During our pre-meet-up phone chat, I learn that Hiatt is also celebrated for his hand-rolled joints, and before I arrive at his downtown condo, I pick up a couple grams of high-grade stuff (Lemon OG, with a THC level of 22.56 percent). As soon as I land at the home Hiatt shares with his wife and a million books, I'm swept up in Hiatt's words, listening as he talks about Michelle Alexander's book The New Jim Crow, quotes and praises Public Enemy's Chuck D, and shows me the trailer for the Viceland show Weediquette (in which he makes an appearance)—all within the first five minutes.

I produce my weed, and Hiatt's conversation changes direction while still maintaining its intensity. "This is worthless," he says, eyeballing it. "This is what I call garbage weed. It's trimmed by a machine, so there's almost no crystal aspect whatsoever." He pauses to break off a chunk and pop it in his mouth. "I don't taste any pesticides, so at least it's clean. But this is garbage weed."

He retaliates by producing his own stash—a hyper-powered strain called Jack's Girl with buds as big as a can of Red Bull (which Hiatt gets from a grower friend)—and orders me to smell (it's delicious). Then he zips into the kitchen for a flashlight in order to properly illuminate the crystallization and careful hand trimming. "This is some of the most powerful weed available," he tells me while rolling up a joint the size of a fat crayon.

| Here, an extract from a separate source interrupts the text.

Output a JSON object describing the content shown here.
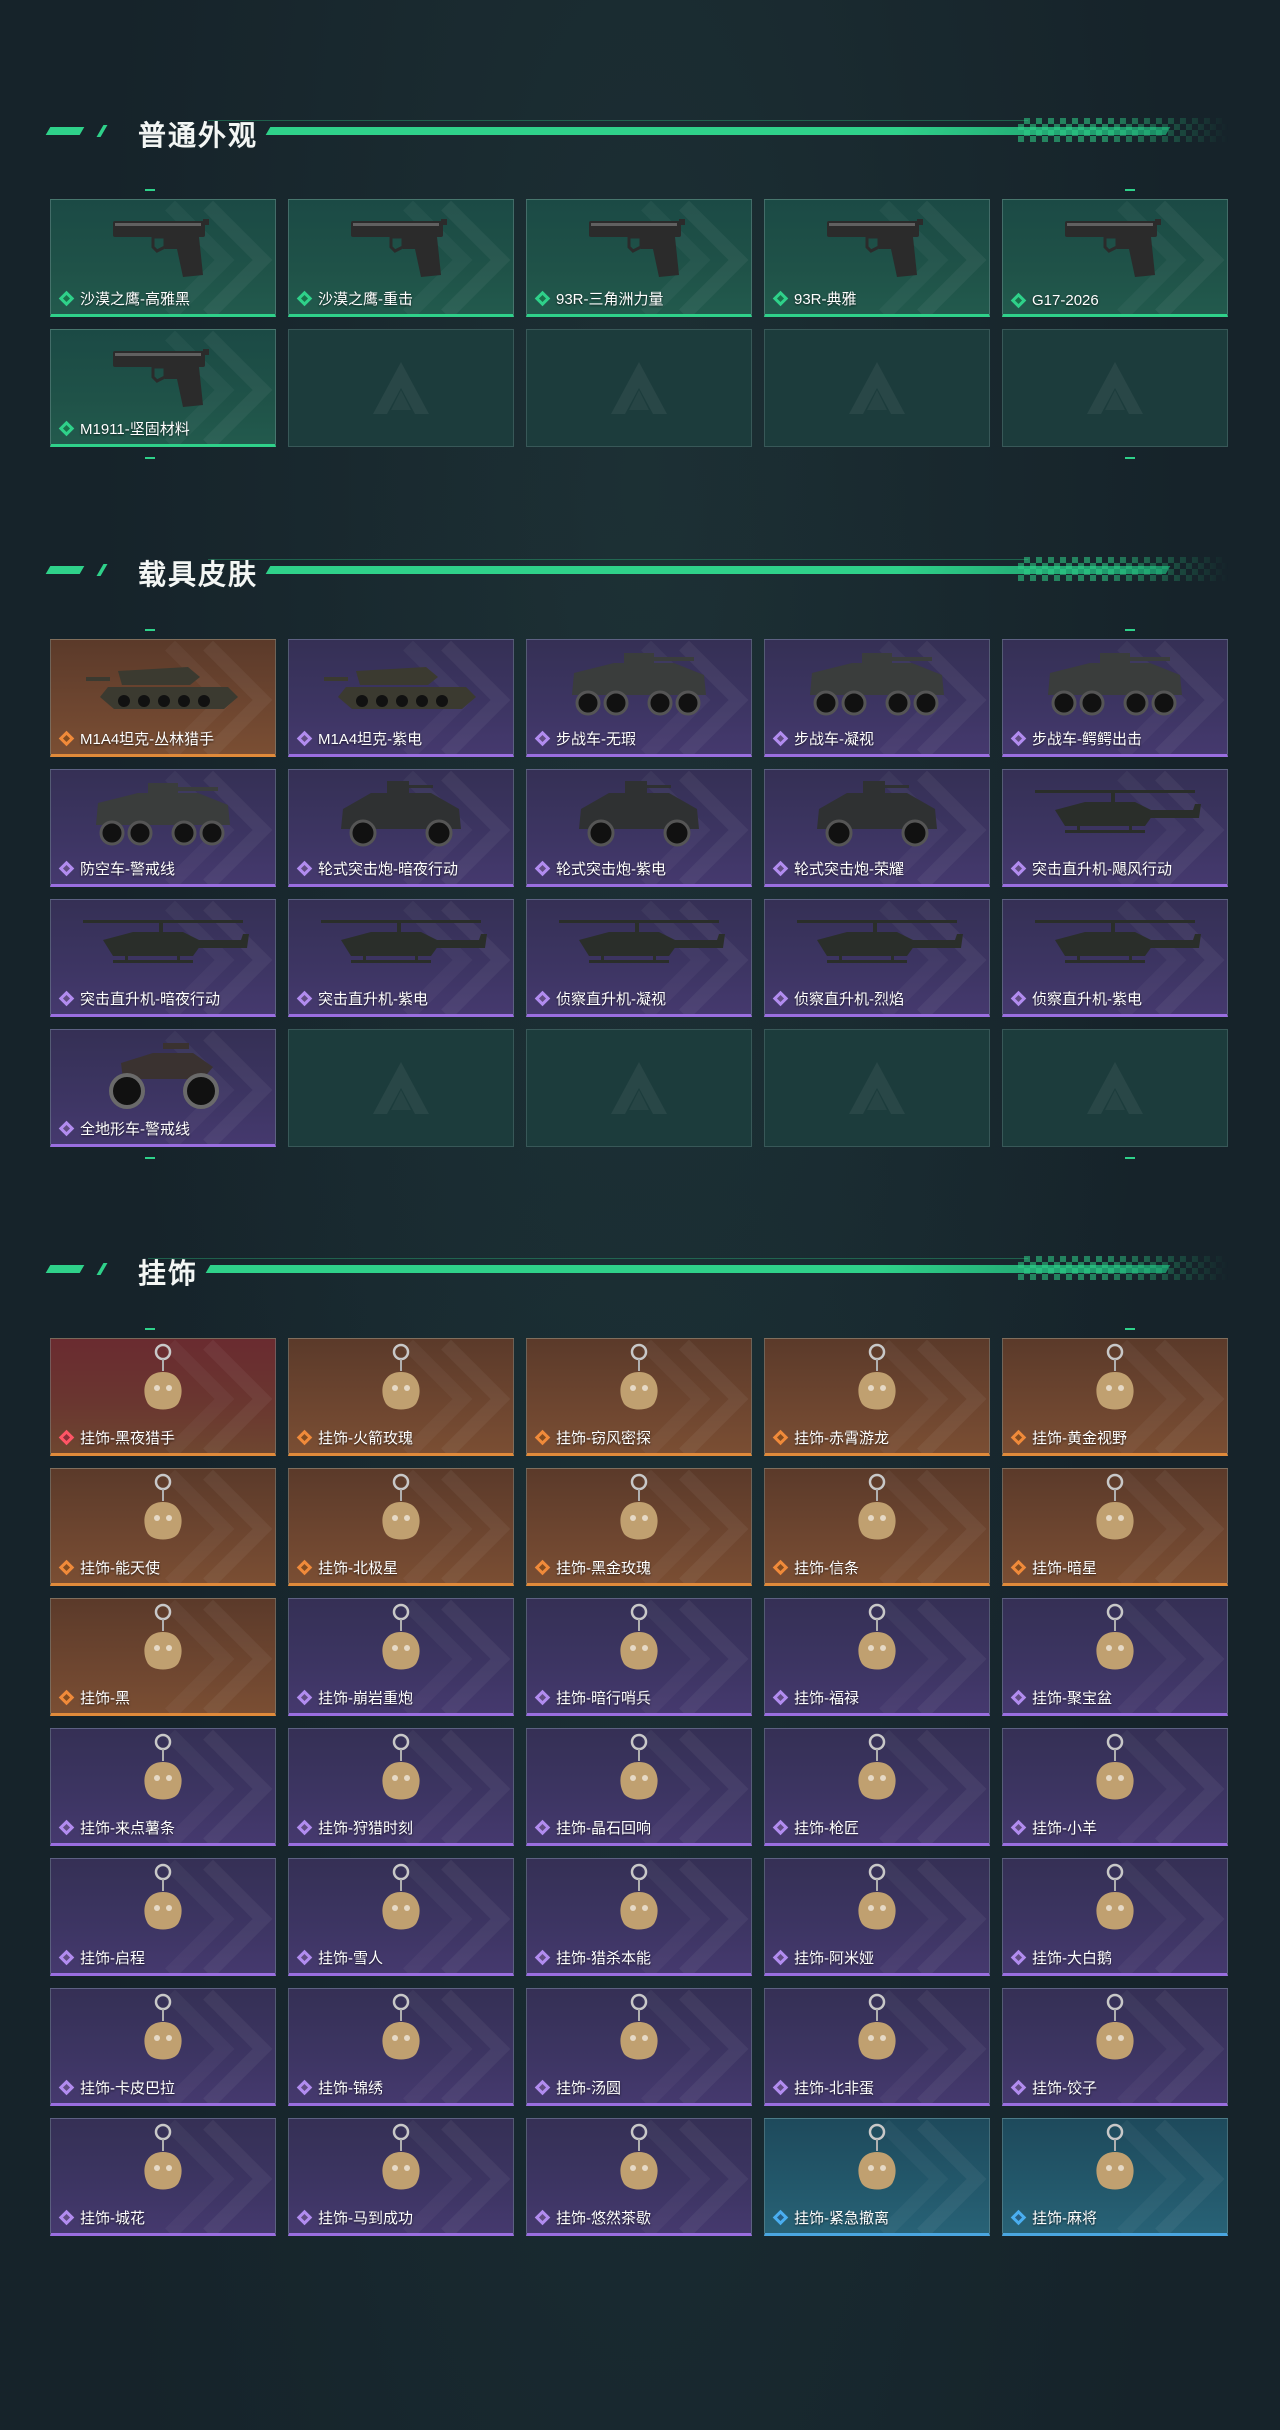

With MSNBC playing softly in the background, Hiatt and I smoke the joint. It's dense and takes a while, but Hiatt keeps the air filled with words, holding forth with impassioned exasperation on everything from the acute stupidity of our legal system to America's seemingly intractable racism to the shittiness of Washington State's decriminalization of weed, which he believes created more problems for medical marijuana users than it solved.

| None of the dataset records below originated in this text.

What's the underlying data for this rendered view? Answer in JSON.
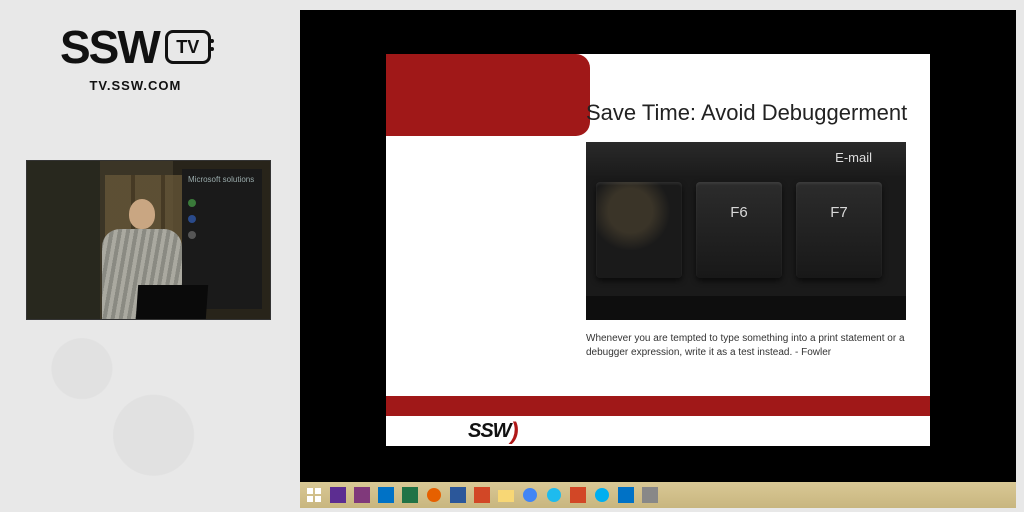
{
  "brand": {
    "name": "SSW",
    "badge": "TV",
    "url": "TV.SSW.COM"
  },
  "speaker": {
    "banner_text": "Microsoft solutions"
  },
  "slide": {
    "title": "Save Time: Avoid Debuggerment",
    "caption": "Whenever you are tempted to type something into a print statement or a debugger expression, write it as a test instead. - Fowler",
    "footer_logo": "SSW",
    "keyboard": {
      "top_label": "E-mail",
      "keys": [
        "",
        "F6",
        "F7"
      ]
    }
  },
  "taskbar": {
    "items": [
      {
        "name": "start",
        "color": "#fff"
      },
      {
        "name": "visual-studio",
        "color": "#5c2d91"
      },
      {
        "name": "onenote",
        "color": "#80397b"
      },
      {
        "name": "outlook",
        "color": "#0072c6"
      },
      {
        "name": "excel",
        "color": "#217346"
      },
      {
        "name": "firefox",
        "color": "#e66000"
      },
      {
        "name": "word",
        "color": "#2b579a"
      },
      {
        "name": "powerpoint",
        "color": "#d24726"
      },
      {
        "name": "explorer",
        "color": "#f8d775"
      },
      {
        "name": "chrome",
        "color": "#4285f4"
      },
      {
        "name": "ie",
        "color": "#1ebbee"
      },
      {
        "name": "app1",
        "color": "#d24726"
      },
      {
        "name": "skype",
        "color": "#00aff0"
      },
      {
        "name": "app2",
        "color": "#0072c6"
      },
      {
        "name": "app3",
        "color": "#888"
      }
    ]
  },
  "colors": {
    "accent": "#a01818"
  }
}
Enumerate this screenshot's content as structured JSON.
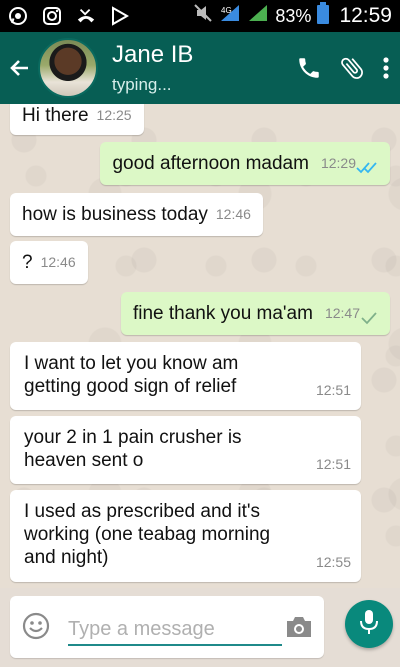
{
  "status_bar": {
    "battery_percent": "83%",
    "time": "12:59",
    "icons": [
      "whatsapp-icon",
      "instagram-icon",
      "missed-call-icon",
      "play-store-icon",
      "mute-icon",
      "signal-icon",
      "signal-icon",
      "battery-icon"
    ]
  },
  "header": {
    "contact_name": "Jane IB",
    "status": "typing...",
    "icons": [
      "back-arrow-icon",
      "phone-icon",
      "attach-icon",
      "more-icon"
    ],
    "color": "#075e54"
  },
  "messages": [
    {
      "dir": "in",
      "text": "Hi there",
      "time": "12:25"
    },
    {
      "dir": "out",
      "text": "good afternoon madam",
      "time": "12:29",
      "ticks": "double-blue"
    },
    {
      "dir": "in",
      "text": "how is business today",
      "time": "12:46"
    },
    {
      "dir": "in",
      "text": "?",
      "time": "12:46"
    },
    {
      "dir": "out",
      "text": "fine thank you ma'am",
      "time": "12:47",
      "ticks": "single-grey"
    },
    {
      "dir": "in",
      "text": "I want to let you know am getting good sign of relief",
      "time": "12:51"
    },
    {
      "dir": "in",
      "text": "your 2 in 1 pain crusher is heaven sent o",
      "time": "12:51"
    },
    {
      "dir": "in",
      "text": "I used as prescribed and it's working (one teabag morning and night)",
      "time": "12:55"
    }
  ],
  "input": {
    "placeholder": "Type a message",
    "value": ""
  },
  "colors": {
    "incoming_bubble": "#ffffff",
    "outgoing_bubble": "#dcf8c6",
    "read_tick": "#34b7f1",
    "mic_button": "#09897c"
  }
}
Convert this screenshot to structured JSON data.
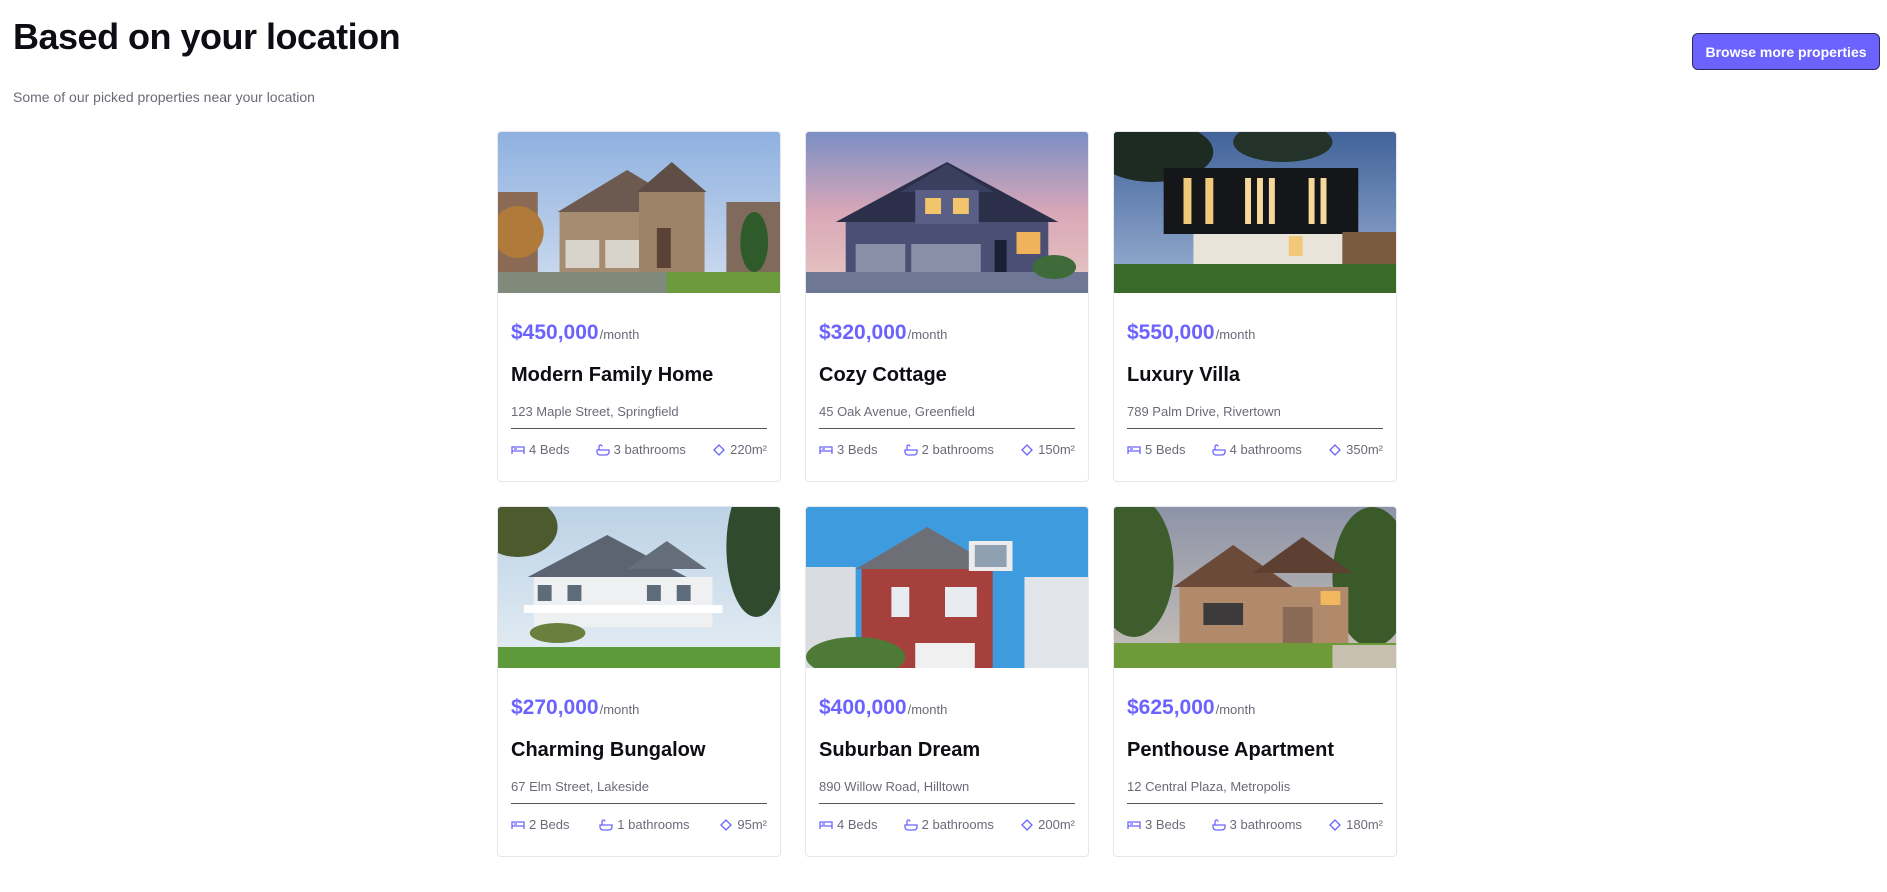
{
  "header": {
    "title": "Based on your location",
    "subtitle": "Some of our picked properties near your location",
    "browse_label": "Browse more properties"
  },
  "colors": {
    "accent": "#6c63ff",
    "muted": "#6b6b78",
    "heading": "#0d0d14"
  },
  "icons": {
    "beds": "bed-icon",
    "baths": "bathtub-icon",
    "area": "area-icon"
  },
  "properties": [
    {
      "price": "$450,000",
      "period": "/month",
      "name": "Modern Family Home",
      "address": "123 Maple Street, Springfield",
      "beds": "4 Beds",
      "baths": "3 bathrooms",
      "area": "220m²"
    },
    {
      "price": "$320,000",
      "period": "/month",
      "name": "Cozy Cottage",
      "address": "45 Oak Avenue, Greenfield",
      "beds": "3 Beds",
      "baths": "2 bathrooms",
      "area": "150m²"
    },
    {
      "price": "$550,000",
      "period": "/month",
      "name": "Luxury Villa",
      "address": "789 Palm Drive, Rivertown",
      "beds": "5 Beds",
      "baths": "4 bathrooms",
      "area": "350m²"
    },
    {
      "price": "$270,000",
      "period": "/month",
      "name": "Charming Bungalow",
      "address": "67 Elm Street, Lakeside",
      "beds": "2 Beds",
      "baths": "1 bathrooms",
      "area": "95m²"
    },
    {
      "price": "$400,000",
      "period": "/month",
      "name": "Suburban Dream",
      "address": "890 Willow Road, Hilltown",
      "beds": "4 Beds",
      "baths": "2 bathrooms",
      "area": "200m²"
    },
    {
      "price": "$625,000",
      "period": "/month",
      "name": "Penthouse Apartment",
      "address": "12 Central Plaza, Metropolis",
      "beds": "3 Beds",
      "baths": "3 bathrooms",
      "area": "180m²"
    }
  ]
}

For example: The federal raids (complete with seizure of assets) of medical marijuana growers in Eastern Washington, and the maddening fact that there are people in a state with legal medical marijuana being busted by federal agents who say there's no such thing as medical marijuana.

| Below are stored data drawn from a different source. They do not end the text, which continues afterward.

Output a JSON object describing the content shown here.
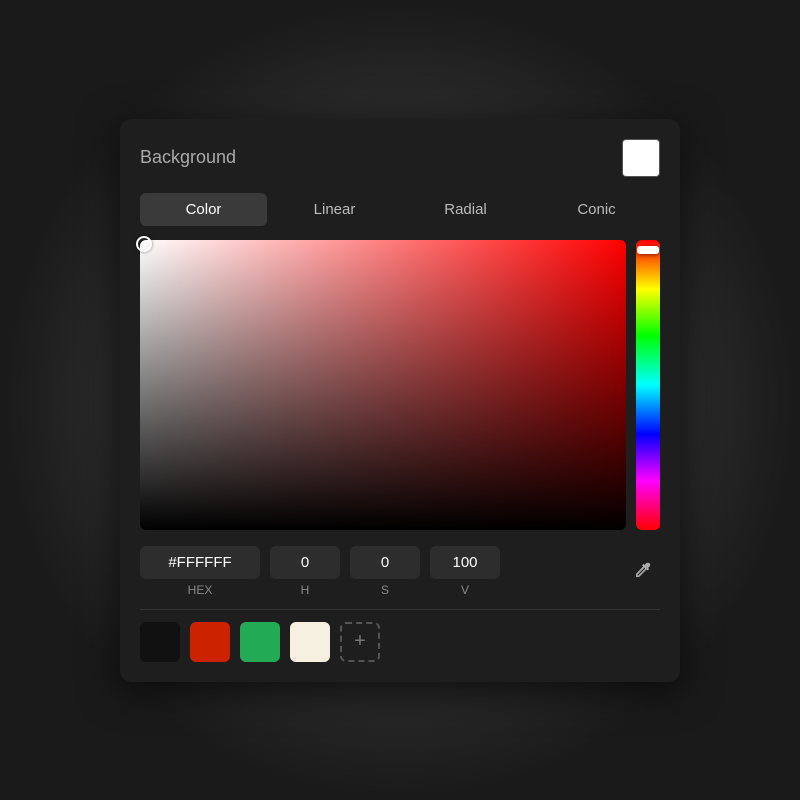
{
  "panel": {
    "title": "Background",
    "tabs": [
      {
        "label": "Color",
        "active": true
      },
      {
        "label": "Linear",
        "active": false
      },
      {
        "label": "Radial",
        "active": false
      },
      {
        "label": "Conic",
        "active": false
      }
    ],
    "preview_color": "#ffffff"
  },
  "color_picker": {
    "hex_value": "#FFFFFF",
    "h_value": "0",
    "s_value": "0",
    "v_value": "100",
    "hex_label": "HEX",
    "h_label": "H",
    "s_label": "S",
    "v_label": "V"
  },
  "swatches": [
    {
      "color": "#111111",
      "label": "black-swatch"
    },
    {
      "color": "#cc2200",
      "label": "red-swatch"
    },
    {
      "color": "#22aa55",
      "label": "green-swatch"
    },
    {
      "color": "#f5f0e0",
      "label": "cream-swatch"
    }
  ],
  "add_swatch_label": "+",
  "eyedropper_icon": "✒"
}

"Lives are being ruined!" Hiatt bellows, citing the arbitrary cruelty of the prosecutions and their disproportionately nonwhite victims.

Meanwhile, our many puffs off the Jack's Girl joint hit and stick. Hiatt had warned of the strain's overwhelming effects, with several of his smoking buddies "going white" and requiring brief naps after imbibing. But I'm just wonderfully baked. Most weed takes me somewhere I know and love and can count on. Jack's Girl takes me somewhere new and surprising, like I'm back in junior high and smoking weed for the first time, or it's 2015 and I'm doing my first dab hits at a questionably legal Seattle weed dispensary.

Hiatt could've kept talking—and I could've kept listening and occasionally interjecting—all night, but eventually my two-hour alarm goes off and I commence my good-bye. Hiatt sends me packing with a generous stash of Jack's Girl and praise for my handling of his superpowered weed.

"I believe, based on personal experience, that you can hang with anyone. Period," Hiatt texts after I leave. "I can try to find some hero-juana [a strain so strong, it's allegedly comparable to heroin] and we can retest!"